I went on my first cruise in January. I gotta say its not really my thing but the diving was beautiful.


https://vimeo.com/154803285


----------



## CCC (Sep 3, 2008)

Yea Cozumel is one of the only places I have found that you do not need to be certified took an introductory course and after that dove many times, had fun down there


----------



## aquatic argobull (Mar 2, 2009)

Awesome. Crazy visibility


----------



## randynation (Oct 16, 2013)

Went in the mid 80s on a cruise . Took all my diving stuff and liked it so much I went back a year later and stayed a week in Cozumel .Only took snorkeling equipment . Pretty cool to be in 60 ft of water and it looks like you can reach down and touch the bottom.
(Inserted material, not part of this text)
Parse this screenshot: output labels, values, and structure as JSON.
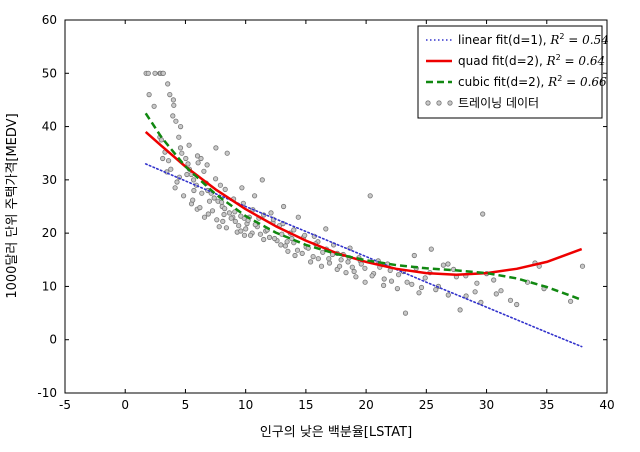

And the reef and fisk colors are like being in an aquarium.


----------



## BananaTom (Feb 16, 2008)

Nice job on the video Steph, as always!!


----------



## jjam (Dec 9, 2007)

Enjoyed the video Steph, nice treat on a cold day in MA.

Jimmy


----------



## Dive1 (May 16, 2015)

Enjoyed the video.


----------



## Cajun Spearit (Jun 3, 2011)

Awesome video.


----------



## Jason (Oct 2, 2007)

Stephanie, cruises are AWESOME....I'm no veteran but have been on a few! Ice Cream any time you want!!! I'm in!!! hahaha been to Cozi and it's a beautiful place. Never have been on a dive though. Great video!


----------



## DLo (Oct 2, 2007)

Me while viewing this post:
Hey look a dive video from a cruise, that might be good, I'll check it out. 
Cool, this is nice, wait...what, 20 min, I'm not going to sit here and watch a 20 min vid....hey look at that, that's awesome, holy crap, look at the color on those fish and coral...wow, even their stingrays are beautiful...OMG this is awesome, this has to be some of the best diving in the world, they look they're having an amazing time, dammit it's over. 
Pick up the phone and text the wife, we have to go on a cruise. 

Thanks for a great video!


----------



## FishnLane (Oct 1, 2007)

FINALLY got a chance to watch in it's entirety. The colors were awesome and inspiring!!!! Loved it....now got to get my passport....or just watch it again. It is as if I lived it!!1


----------



## AQUA HUNTRESS (May 23, 2008)

Thanks DLo! It was not easy getting it down to the 20 minutes! There was so much to see! I'm glad you got to the end and didn't hate me! Lol. Thanks for watching.


----------